Виктор Бирюков не ищет древних руин, его задача куда как колоссальнее. Лапидарно: если душа народная упорно не разгадывается в наши дни, ее суть поможет объяснить взгляд в... души далеких предков. Замысел тонок и сложен, но не пуст, ибо на его стороне – сокрытые в тумане тысячелетий детали происхождения русской нации; сами причины сей тайны великой понятны: отсутствие у пращуров письменности, а затем и неоднократное переписывание истории.

«Миф – это история тех времен, когда не умели писать», – утверждал Ренан. Добавим, что гомеровские герои разговаривают языком, которым на самом деле никто и никогда не пользовался. Тем не менее этим языком зафиксирована древнейшая история, пускай и с искажениями!
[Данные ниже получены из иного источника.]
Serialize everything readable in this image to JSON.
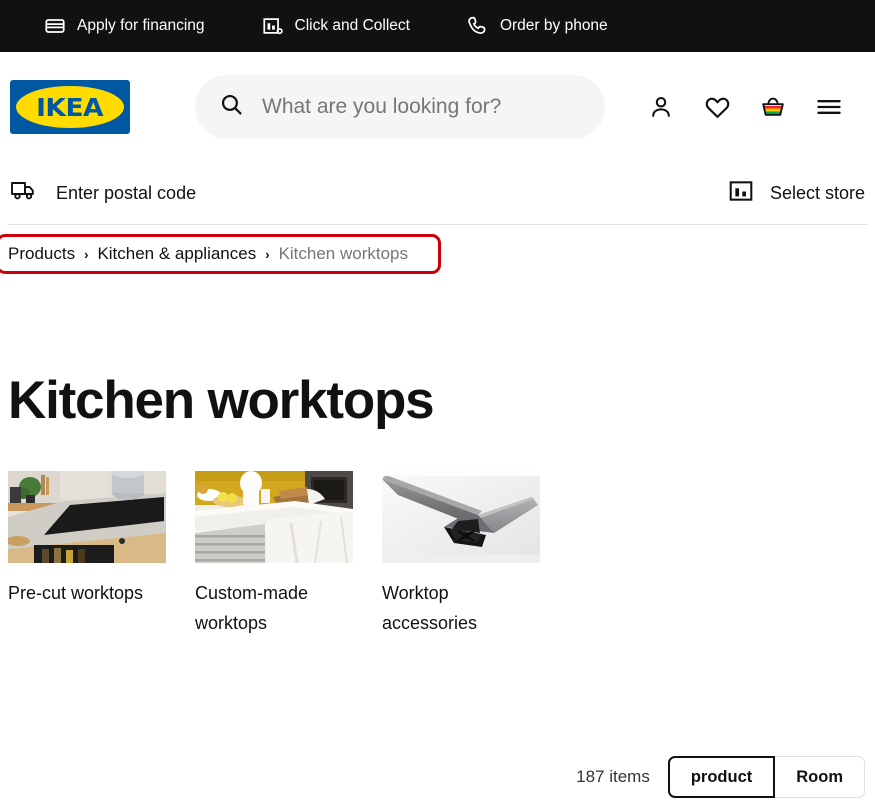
{
  "topbar": {
    "items": [
      {
        "label": "Apply for financing",
        "icon": "credit-card-icon"
      },
      {
        "label": "Click and Collect",
        "icon": "store-pickup-icon"
      },
      {
        "label": "Order by phone",
        "icon": "phone-icon"
      }
    ]
  },
  "header": {
    "logo_text": "IKEA",
    "logo_registered": "®",
    "logo_bg": "#0058a3",
    "logo_fg": "#ffdb00",
    "search": {
      "placeholder": "What are you looking for?",
      "value": ""
    },
    "icons": [
      {
        "name": "account-icon",
        "label": "Account"
      },
      {
        "name": "favourites-heart-icon",
        "label": "Favourites"
      },
      {
        "name": "shopping-bag-icon",
        "label": "Shopping bag"
      },
      {
        "name": "menu-hamburger-icon",
        "label": "Menu"
      }
    ]
  },
  "locationbar": {
    "postal": {
      "label": "Enter postal code",
      "icon": "delivery-truck-icon"
    },
    "store": {
      "label": "Select store",
      "icon": "store-icon"
    }
  },
  "breadcrumb": {
    "highlight_color": "#cc0008",
    "separator": "›",
    "items": [
      {
        "label": "Products",
        "current": false
      },
      {
        "label": "Kitchen & appliances",
        "current": false
      },
      {
        "label": "Kitchen worktops",
        "current": true
      }
    ]
  },
  "main": {
    "title": "Kitchen worktops",
    "categories": [
      {
        "label": "Pre-cut worktops",
        "image": "kitchen-grey-worktop-hob-photo"
      },
      {
        "label": "Custom-made worktops",
        "image": "white-marble-worktop-kitchen-photo"
      },
      {
        "label": "Worktop accessories",
        "image": "grey-worktop-edging-profile-photo"
      }
    ]
  },
  "bottombar": {
    "item_count": "187 items",
    "toggle": {
      "options": [
        {
          "label": "product",
          "selected": true
        },
        {
          "label": "Room",
          "selected": false
        }
      ]
    }
  }
}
Выходит, прав Бирюков, когда пытается современной речью реконструировать мысли жителей былых времен? Первая скрипка-то не у самого по себе слова, но у его содержания. Ведь даже один и тот же человек одну и ту же мысль высказывает нередко по-разному: слова другие, а содержание прежнее! Благодаря этому Бирюков получает бонус: давно почившие в бозе герои его выпуклы, оживлены.

На каком же парашюте опускаться нам в исторические бездны? Автор данного труда перебирает столетие за столетием посредством изучения родословных собственных предков, целя в прошлое сквозь многие поколения. Так пластическая реконструкция Герасимова позволяет создать портрет по уцелевшим в гробнице костям. Так ныряльщик спускается за жемчугом по якорной цепи на самое дно.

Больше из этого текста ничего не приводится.